C’est l’histoire d’une photo compromettante, restée secrète un demi-siècle. Enfin publiée en 1994, en couverture d’Une jeunesse française (Fayard), de Pierre Péan, retraçant les premiers engagements de François Mitterrand. Sur le cliché en noir et blanc, le futur président socialiste a 26 ans, les cheveux gominés, une pochette blanche pliée en triangle dans la poche de sa veste. Il écoute avec déférence le maréchal Pétain, 86 ans, qui le reçoit parmi une délégation de responsables d’un centre d’entraide aux prisonniers.
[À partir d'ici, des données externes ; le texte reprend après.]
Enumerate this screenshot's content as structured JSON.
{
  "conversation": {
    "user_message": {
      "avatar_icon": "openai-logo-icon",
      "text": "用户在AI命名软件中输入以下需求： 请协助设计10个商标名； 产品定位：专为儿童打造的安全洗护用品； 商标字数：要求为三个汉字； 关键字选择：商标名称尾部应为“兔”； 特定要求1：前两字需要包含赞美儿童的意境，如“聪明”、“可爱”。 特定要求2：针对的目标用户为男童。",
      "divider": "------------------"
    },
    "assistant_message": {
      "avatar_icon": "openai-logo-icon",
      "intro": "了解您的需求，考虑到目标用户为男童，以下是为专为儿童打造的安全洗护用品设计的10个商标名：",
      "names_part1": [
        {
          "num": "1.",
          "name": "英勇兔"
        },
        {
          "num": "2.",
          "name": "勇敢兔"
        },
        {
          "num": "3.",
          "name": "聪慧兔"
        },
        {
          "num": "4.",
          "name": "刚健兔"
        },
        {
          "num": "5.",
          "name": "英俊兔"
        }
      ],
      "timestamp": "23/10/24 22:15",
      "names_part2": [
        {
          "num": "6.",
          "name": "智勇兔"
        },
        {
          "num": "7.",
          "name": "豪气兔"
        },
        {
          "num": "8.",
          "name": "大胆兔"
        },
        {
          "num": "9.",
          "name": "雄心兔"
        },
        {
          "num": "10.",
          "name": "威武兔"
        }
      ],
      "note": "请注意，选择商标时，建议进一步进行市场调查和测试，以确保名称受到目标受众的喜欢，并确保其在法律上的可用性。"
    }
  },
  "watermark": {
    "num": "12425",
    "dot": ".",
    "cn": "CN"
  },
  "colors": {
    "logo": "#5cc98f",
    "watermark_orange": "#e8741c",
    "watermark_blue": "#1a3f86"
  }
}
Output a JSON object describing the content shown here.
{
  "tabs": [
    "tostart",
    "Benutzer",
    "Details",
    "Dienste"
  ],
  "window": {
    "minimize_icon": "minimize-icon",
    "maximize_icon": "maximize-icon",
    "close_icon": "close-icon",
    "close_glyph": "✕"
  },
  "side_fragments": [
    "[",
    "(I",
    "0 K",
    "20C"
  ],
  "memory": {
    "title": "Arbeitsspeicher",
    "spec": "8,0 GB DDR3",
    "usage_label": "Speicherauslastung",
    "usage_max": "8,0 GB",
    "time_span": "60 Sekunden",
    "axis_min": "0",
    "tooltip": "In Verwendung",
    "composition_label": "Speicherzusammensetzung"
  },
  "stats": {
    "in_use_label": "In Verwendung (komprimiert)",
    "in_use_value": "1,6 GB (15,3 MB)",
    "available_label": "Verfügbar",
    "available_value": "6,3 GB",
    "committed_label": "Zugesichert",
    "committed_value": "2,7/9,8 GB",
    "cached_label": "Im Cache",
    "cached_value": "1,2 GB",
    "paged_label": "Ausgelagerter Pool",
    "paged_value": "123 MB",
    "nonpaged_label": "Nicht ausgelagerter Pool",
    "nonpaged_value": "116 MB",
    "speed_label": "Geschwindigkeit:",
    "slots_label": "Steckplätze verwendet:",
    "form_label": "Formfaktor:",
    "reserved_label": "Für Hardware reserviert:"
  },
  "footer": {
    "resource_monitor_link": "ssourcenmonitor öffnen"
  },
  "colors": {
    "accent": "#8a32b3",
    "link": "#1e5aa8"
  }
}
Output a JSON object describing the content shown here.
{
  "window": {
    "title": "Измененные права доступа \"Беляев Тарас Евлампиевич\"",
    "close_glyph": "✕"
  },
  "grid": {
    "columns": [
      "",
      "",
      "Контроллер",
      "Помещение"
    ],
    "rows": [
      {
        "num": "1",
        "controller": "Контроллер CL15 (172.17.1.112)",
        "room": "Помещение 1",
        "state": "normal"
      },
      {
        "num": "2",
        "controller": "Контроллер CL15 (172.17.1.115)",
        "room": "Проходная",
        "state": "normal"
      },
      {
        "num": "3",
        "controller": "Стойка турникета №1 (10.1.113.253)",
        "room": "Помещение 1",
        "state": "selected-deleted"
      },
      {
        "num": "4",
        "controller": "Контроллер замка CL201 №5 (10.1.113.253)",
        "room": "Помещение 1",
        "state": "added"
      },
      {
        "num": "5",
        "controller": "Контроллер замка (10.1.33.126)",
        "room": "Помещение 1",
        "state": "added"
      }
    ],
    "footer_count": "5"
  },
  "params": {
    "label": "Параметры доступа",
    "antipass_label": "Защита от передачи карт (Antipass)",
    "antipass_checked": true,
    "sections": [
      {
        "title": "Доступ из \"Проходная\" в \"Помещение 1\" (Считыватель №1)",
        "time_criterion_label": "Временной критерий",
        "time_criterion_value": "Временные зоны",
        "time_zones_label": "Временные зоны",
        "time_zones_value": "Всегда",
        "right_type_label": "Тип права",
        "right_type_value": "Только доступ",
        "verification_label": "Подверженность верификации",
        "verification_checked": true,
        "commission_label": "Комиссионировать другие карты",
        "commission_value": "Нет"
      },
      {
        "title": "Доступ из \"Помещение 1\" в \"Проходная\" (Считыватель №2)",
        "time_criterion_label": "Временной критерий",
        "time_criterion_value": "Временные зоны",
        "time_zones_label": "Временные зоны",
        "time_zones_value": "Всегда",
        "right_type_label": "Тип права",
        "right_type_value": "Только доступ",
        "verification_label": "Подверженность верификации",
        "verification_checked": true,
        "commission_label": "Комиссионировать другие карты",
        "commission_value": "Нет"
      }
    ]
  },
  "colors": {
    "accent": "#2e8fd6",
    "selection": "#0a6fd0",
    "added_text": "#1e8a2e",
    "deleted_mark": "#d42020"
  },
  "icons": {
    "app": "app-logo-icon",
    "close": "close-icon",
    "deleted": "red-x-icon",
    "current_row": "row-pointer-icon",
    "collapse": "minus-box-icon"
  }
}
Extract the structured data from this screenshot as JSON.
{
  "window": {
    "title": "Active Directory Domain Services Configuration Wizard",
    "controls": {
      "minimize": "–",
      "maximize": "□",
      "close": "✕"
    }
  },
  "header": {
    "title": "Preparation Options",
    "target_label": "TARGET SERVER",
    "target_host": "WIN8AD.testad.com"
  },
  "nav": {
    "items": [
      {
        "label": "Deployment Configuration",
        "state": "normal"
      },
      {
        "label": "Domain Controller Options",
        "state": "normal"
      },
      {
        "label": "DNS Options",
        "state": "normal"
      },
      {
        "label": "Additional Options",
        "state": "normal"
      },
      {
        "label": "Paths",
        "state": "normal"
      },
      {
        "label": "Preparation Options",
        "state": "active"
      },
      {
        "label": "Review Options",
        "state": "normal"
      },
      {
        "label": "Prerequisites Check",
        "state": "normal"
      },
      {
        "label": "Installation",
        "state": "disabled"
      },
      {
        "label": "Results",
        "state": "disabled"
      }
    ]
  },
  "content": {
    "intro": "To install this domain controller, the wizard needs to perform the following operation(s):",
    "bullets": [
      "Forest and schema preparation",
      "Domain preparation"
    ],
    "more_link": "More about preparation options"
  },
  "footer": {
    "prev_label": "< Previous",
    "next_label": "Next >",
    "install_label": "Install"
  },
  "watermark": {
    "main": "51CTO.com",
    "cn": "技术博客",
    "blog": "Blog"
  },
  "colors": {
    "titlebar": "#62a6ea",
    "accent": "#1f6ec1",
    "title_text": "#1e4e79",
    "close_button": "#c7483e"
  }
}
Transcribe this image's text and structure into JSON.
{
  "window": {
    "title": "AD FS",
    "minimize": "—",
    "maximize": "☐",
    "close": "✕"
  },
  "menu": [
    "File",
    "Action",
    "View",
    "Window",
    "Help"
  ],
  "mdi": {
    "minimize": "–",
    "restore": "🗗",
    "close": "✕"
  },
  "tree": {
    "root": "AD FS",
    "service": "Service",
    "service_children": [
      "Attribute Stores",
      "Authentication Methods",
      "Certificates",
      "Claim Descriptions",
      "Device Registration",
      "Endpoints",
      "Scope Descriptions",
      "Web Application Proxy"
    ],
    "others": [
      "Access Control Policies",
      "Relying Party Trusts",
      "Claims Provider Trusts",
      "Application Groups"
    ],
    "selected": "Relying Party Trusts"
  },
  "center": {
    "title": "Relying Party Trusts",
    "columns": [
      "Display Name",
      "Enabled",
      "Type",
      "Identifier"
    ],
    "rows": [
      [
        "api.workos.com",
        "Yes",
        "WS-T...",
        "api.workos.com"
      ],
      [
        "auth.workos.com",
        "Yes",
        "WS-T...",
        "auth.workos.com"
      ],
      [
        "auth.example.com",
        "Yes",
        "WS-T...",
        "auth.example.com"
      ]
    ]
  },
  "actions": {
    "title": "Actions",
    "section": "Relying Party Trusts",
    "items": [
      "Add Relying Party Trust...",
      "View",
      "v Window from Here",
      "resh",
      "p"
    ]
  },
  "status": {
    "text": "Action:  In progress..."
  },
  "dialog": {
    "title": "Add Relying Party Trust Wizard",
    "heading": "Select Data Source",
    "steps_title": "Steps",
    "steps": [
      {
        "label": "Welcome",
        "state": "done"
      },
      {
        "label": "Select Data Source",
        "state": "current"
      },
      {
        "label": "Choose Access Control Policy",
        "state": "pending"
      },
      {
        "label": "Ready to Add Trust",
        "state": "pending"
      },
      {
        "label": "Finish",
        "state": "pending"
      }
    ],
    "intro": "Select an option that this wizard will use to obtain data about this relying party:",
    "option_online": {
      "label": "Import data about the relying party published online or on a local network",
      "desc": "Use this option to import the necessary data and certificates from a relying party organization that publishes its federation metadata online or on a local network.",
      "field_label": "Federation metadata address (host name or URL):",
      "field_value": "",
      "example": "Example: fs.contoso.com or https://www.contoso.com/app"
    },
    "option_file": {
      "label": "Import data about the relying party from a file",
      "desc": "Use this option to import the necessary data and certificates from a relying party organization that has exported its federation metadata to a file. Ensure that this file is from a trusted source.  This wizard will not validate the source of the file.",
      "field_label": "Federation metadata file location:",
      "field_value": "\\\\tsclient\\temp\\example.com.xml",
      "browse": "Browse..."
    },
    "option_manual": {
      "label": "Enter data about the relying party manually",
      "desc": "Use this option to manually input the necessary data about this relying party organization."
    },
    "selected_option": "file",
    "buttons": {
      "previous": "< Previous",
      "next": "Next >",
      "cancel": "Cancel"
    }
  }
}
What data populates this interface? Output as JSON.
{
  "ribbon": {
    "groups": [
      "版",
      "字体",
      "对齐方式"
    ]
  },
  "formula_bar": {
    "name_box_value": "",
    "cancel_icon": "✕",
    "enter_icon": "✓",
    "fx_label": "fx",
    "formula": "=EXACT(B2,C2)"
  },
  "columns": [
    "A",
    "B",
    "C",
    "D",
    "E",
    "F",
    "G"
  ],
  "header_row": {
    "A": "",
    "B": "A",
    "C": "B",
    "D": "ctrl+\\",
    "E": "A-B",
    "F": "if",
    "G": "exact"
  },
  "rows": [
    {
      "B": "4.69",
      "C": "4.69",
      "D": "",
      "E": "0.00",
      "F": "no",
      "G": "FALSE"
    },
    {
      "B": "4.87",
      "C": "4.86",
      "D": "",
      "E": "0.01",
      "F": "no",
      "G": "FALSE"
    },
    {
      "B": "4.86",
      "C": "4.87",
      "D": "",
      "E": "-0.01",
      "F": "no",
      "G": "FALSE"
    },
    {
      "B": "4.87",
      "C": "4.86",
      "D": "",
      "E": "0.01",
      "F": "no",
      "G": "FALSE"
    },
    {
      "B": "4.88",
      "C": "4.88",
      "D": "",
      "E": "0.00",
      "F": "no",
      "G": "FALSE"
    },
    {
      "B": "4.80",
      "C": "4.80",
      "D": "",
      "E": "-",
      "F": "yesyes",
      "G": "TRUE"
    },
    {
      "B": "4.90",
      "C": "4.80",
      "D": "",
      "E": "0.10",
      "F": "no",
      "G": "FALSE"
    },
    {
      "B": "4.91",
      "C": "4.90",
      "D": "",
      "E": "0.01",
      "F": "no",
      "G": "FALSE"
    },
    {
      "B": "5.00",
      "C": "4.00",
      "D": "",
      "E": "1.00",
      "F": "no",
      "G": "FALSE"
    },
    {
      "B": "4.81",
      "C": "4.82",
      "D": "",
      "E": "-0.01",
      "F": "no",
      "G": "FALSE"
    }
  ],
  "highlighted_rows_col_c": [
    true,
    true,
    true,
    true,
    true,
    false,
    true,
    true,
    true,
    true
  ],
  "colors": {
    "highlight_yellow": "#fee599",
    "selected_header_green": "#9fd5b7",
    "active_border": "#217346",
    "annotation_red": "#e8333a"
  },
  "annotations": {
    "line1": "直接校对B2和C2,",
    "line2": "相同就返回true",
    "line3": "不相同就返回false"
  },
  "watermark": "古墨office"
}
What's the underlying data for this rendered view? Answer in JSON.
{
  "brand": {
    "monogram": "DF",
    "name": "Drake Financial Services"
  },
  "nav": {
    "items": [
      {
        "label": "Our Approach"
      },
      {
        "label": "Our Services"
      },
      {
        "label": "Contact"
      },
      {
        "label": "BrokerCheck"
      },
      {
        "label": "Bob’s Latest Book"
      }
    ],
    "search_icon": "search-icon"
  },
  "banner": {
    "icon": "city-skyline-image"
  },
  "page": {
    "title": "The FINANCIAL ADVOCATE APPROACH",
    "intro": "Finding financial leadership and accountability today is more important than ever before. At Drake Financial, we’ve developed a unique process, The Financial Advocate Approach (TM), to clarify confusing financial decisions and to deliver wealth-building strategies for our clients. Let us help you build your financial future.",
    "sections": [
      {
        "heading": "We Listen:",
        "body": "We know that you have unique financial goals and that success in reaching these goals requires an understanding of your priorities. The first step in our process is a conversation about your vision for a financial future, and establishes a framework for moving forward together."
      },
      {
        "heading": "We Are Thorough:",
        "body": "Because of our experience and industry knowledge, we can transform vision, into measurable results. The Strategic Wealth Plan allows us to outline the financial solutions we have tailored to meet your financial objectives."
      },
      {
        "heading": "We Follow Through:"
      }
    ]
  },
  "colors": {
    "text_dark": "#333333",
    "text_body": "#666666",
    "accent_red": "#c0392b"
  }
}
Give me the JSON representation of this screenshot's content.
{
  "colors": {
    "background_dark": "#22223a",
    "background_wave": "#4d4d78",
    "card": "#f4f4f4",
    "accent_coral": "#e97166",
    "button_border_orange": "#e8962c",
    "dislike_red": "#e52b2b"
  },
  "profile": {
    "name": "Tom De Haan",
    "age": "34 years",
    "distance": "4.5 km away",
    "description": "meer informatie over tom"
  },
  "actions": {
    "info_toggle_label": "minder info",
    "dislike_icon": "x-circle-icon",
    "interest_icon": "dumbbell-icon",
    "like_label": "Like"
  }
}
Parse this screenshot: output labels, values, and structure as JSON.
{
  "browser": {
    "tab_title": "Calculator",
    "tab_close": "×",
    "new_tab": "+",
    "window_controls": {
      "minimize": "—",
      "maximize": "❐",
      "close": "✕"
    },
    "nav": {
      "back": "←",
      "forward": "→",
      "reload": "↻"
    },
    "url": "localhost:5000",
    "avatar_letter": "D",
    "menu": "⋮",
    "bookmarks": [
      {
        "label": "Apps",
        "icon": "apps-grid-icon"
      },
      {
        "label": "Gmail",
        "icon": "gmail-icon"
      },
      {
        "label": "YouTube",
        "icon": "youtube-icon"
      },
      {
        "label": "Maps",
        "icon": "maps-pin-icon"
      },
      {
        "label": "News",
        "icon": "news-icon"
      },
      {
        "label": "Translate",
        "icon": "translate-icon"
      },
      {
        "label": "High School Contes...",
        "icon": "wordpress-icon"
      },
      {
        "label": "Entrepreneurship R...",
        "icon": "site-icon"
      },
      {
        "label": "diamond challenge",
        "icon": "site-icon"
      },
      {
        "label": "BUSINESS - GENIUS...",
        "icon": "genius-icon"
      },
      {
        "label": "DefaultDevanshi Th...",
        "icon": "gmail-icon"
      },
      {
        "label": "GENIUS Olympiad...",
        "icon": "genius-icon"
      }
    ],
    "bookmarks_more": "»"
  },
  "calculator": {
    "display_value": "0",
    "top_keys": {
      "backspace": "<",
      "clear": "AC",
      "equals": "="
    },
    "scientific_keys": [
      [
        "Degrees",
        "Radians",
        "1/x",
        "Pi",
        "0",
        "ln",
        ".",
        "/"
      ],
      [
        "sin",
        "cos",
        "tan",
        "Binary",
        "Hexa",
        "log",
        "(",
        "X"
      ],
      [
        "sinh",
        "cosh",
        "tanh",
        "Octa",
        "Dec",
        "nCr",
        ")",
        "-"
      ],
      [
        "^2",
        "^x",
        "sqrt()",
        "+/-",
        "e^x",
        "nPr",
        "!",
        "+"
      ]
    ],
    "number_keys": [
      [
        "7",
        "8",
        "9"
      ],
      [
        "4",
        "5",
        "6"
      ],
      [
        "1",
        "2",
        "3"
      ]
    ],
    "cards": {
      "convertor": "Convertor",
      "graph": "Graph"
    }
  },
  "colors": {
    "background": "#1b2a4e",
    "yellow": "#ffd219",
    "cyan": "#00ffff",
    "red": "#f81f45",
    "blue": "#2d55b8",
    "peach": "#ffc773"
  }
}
La photo a été prise le 15 octobre 1942 à Vichy (Allier), où Mitterrand est resté plusieurs mois, fréquentant les milieux pétainistes, avant de se rapprocher de la résistance. Il a longtemps nié ce passé troublé, avant de le minimiser. Le cliché fait scandale. « Il est rude de découvrir que Mitterrand fut non pas seulement barrésien en littérature (…) mais aussi Croix-de-Feu en politique », condamne Lionel Jospin en 1994.
A la fin des années 1970, le journaliste Patrice Duhamel entend parler pour la première fois d’un mystérieux document mettant en cause le socialiste. A la publication du livre choc de Pierre Péan, il s’interroge : comment ce cliché explosif est-il resté si longtemps dans l’ombre ? Bien plus tard, le mystère revient le hanter, « lancinant ». Il décide alors d’enquêter, et en tire un livre captivant : La Photo (L’Observatoire, 186 pages, 21 euros).
Jetée dans la cheminée
Pendant la campagne présidentielle de 1965, alors que de Gaulle se trouve en difficulté face à Mitterrand, le ministre de l’intérieur Roger Frey – à qui la photo a été transmise par un sous-préfet, lui-même l’ayant obtenue d’un collectionneur – présente le cliché au Général : « Pourquoi ne voudriez-vous pas que sortent quelques bonnes vérités bien cachées ? » De Gaulle décline : « Que Mitterrand soit un arriviste et un impudent, je ne vous ai pas attendu pour le penser. Mais je ne ferai pas la politique des boules puantes. » A sa suite, Pompidou, Giscard et Chirac refusent d’utiliser la photo pour déstabiliser Mitterrand. Quand cette idée lui est soumise, Pompidou se met même en colère et jette la photo dans la cheminée. « Vous voyez, avec ce genre de dossier, ce qu’il faut faire », dit-il.